Data: 2007-05-22 19:55:38
Temat: Re: Ornithogalium thyrsoides
Od: "Rajmund" <t...@a...es>
Pokaż wszystkie nagłówki
Użytkownik "Basia Kulesz" napisał:
>> Aha, obiecuję, że zaraz poszukam polskich nazw zarówno ornithogalum, jak
>> i
>> hymenocallis ;-)
>
> A po co Ci polskie nazwy? :)
Bo jakoś bardziej mi się podobają ;-) I tak, już znalazłem śniedka
wiechowatego i błonczatkę białą. Omal nie umarłem z wrażenia ;-) Przecież te
nazwy są niemal tak śliczne, jak same roślinki. Co tam jakaś hymenocallis
czy ornithogalum...? ;-) Tak jak wolę mówić "żywotnik" niż "thuja"...
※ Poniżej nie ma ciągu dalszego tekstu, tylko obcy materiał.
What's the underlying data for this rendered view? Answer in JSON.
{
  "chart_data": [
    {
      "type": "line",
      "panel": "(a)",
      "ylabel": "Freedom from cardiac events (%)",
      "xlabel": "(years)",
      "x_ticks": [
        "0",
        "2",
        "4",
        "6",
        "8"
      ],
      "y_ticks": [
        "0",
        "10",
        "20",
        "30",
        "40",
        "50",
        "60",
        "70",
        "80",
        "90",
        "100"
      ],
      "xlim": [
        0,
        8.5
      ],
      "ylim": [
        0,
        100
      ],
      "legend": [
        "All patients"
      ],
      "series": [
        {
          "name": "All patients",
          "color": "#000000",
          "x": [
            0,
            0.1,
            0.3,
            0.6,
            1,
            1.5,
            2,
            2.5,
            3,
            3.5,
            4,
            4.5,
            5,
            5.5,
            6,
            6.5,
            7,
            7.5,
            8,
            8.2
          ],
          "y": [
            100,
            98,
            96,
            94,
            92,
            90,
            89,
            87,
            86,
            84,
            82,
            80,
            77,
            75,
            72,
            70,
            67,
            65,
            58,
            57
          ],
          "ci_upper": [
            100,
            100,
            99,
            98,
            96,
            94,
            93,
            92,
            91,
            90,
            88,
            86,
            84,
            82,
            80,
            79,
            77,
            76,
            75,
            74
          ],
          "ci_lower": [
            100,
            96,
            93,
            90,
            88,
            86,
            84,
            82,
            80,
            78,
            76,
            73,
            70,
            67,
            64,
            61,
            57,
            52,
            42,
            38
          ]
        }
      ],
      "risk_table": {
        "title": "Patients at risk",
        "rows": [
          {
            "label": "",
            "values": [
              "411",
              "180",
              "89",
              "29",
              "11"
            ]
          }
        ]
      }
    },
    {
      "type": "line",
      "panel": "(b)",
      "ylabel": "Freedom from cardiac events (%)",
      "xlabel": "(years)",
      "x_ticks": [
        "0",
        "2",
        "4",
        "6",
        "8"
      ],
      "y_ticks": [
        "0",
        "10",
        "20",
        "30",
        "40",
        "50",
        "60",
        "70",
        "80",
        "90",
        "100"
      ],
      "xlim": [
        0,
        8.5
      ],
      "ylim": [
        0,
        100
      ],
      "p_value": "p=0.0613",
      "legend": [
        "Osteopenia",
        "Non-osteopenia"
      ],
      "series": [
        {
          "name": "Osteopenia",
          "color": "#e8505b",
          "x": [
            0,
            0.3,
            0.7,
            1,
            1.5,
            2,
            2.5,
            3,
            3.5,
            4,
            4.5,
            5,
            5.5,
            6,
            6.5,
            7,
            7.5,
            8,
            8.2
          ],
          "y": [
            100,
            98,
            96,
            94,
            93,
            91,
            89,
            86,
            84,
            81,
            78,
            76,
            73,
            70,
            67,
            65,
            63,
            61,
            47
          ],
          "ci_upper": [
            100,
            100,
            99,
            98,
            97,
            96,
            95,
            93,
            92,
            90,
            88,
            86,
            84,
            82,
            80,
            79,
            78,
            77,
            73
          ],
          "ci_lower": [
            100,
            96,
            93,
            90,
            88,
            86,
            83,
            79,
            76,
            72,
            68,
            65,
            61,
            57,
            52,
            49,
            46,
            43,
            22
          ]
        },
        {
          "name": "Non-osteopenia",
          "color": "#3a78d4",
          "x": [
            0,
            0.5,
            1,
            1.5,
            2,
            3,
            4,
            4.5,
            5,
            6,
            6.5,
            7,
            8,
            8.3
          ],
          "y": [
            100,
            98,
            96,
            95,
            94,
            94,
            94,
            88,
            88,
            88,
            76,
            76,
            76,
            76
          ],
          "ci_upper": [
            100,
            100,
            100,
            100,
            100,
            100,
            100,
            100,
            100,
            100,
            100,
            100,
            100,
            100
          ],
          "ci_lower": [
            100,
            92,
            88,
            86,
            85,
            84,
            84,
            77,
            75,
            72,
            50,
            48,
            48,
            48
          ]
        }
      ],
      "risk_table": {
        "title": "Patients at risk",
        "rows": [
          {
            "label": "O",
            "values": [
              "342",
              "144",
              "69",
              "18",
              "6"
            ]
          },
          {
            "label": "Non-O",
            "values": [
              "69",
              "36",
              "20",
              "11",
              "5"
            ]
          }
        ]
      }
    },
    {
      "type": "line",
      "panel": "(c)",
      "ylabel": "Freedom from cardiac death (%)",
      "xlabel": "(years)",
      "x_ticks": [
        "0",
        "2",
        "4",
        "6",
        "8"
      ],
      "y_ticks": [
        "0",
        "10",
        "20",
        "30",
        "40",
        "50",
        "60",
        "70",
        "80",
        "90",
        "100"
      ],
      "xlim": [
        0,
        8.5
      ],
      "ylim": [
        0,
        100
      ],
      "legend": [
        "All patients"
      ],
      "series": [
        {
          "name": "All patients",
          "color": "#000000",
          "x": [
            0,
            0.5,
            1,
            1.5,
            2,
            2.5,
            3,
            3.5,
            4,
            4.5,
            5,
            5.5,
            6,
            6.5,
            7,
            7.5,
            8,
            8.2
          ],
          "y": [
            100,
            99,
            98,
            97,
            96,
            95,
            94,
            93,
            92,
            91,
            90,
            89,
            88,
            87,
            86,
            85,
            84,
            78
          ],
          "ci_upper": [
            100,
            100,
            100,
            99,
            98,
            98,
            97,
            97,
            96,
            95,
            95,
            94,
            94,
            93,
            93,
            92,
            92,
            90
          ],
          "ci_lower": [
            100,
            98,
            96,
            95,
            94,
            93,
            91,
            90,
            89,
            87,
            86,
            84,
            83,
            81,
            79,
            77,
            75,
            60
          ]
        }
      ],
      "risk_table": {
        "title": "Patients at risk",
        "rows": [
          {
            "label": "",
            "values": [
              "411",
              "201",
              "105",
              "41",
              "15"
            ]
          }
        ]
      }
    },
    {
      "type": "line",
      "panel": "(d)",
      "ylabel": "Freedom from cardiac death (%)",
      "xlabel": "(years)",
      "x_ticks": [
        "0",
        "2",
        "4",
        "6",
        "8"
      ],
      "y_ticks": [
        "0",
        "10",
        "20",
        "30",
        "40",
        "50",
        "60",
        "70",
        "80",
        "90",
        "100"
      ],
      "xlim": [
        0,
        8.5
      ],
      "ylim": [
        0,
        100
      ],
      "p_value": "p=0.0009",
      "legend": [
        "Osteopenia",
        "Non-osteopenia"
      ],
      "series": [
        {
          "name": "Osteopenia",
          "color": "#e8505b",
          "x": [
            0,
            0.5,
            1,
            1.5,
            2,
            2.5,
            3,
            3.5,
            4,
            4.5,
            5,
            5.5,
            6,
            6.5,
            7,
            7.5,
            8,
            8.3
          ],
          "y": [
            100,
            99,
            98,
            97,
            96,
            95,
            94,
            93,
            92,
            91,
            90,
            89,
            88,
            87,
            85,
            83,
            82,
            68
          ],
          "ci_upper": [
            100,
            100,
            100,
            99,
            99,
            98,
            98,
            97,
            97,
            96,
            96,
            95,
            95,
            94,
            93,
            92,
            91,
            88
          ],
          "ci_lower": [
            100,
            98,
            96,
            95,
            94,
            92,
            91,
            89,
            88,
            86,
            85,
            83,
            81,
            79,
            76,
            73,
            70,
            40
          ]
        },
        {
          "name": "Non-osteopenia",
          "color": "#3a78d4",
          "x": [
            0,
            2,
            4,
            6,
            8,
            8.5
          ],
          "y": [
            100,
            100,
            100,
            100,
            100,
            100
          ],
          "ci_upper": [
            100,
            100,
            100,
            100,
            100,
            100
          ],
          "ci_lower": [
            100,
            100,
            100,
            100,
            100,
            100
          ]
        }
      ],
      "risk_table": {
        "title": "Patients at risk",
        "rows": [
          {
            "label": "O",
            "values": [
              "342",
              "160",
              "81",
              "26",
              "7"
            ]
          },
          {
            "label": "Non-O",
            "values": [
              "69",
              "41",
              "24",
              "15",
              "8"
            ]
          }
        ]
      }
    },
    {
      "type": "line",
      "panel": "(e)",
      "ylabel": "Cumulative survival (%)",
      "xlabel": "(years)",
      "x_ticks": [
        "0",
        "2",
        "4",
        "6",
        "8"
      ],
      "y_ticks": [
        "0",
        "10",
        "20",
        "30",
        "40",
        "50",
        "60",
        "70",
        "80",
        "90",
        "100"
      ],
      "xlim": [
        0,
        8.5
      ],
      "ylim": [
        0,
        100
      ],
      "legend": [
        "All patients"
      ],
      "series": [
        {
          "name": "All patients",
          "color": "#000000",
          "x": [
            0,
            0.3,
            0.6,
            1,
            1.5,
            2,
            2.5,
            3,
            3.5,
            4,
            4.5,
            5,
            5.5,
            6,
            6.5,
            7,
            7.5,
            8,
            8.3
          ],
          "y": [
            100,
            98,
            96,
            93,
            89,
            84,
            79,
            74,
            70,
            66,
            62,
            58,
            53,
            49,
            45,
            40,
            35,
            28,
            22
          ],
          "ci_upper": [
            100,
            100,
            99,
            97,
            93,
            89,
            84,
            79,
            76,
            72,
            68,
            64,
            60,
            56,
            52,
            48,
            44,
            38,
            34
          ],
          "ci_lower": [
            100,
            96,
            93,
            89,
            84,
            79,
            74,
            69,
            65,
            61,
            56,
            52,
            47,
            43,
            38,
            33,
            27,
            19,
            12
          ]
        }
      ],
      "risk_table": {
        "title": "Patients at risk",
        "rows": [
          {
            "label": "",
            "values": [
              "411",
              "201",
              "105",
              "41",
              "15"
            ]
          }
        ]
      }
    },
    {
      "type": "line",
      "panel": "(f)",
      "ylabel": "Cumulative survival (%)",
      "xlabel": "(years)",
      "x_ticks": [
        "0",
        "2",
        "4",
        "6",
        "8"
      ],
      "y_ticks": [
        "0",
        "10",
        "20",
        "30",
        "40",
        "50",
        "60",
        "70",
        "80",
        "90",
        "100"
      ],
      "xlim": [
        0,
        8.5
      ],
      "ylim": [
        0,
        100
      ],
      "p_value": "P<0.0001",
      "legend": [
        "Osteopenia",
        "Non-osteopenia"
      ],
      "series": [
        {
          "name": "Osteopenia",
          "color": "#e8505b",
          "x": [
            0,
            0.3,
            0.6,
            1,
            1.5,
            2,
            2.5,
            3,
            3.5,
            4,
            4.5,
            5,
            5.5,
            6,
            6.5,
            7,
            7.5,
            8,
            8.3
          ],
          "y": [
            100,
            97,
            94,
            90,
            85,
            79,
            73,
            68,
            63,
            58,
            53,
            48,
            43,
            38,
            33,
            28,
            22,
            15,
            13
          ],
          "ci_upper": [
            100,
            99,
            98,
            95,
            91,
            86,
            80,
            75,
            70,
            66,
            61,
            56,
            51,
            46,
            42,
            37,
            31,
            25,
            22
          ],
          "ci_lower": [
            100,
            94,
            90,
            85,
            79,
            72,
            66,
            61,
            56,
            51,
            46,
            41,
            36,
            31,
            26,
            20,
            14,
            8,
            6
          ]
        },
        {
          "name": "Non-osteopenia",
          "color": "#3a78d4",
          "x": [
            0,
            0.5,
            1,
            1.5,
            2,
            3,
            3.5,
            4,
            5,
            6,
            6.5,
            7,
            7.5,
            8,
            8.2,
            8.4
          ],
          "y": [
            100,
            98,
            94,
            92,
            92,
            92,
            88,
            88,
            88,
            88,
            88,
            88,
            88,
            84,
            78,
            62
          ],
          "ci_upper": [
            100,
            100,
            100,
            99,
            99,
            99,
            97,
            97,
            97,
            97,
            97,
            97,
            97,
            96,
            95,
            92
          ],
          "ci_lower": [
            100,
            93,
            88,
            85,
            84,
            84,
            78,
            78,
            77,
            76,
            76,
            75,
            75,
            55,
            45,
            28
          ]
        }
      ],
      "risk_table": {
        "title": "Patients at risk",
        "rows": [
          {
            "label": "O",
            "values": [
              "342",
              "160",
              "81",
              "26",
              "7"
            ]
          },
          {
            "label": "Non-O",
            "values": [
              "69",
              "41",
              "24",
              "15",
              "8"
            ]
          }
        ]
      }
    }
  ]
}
> Z Ornithogalum (śniedek wiechowaty) będzie pociecha, ładnie kwitnie,
> wymagań
> specjalnych nie ma (słońce, przeciętnie żyzna gleba, wykopywać na zimę). Z
> Hymenocallis (ismena, błonczatka) to samo - skoro już skiełkowała, to
> spokojnie możesz zostawić w doniczkach i podlewać, co jakiś czas trochę
> nawozu do kwitnących. Jeśli cebule były odpowiedniej wielkości, to
> zakwitnie.
Dziękuję za informacje. Czy jesienią wystaczy zabrać te doniczki z
błonczatką do piwnicy i już, czy wyłuskać z nich cebulki i wysuszyć?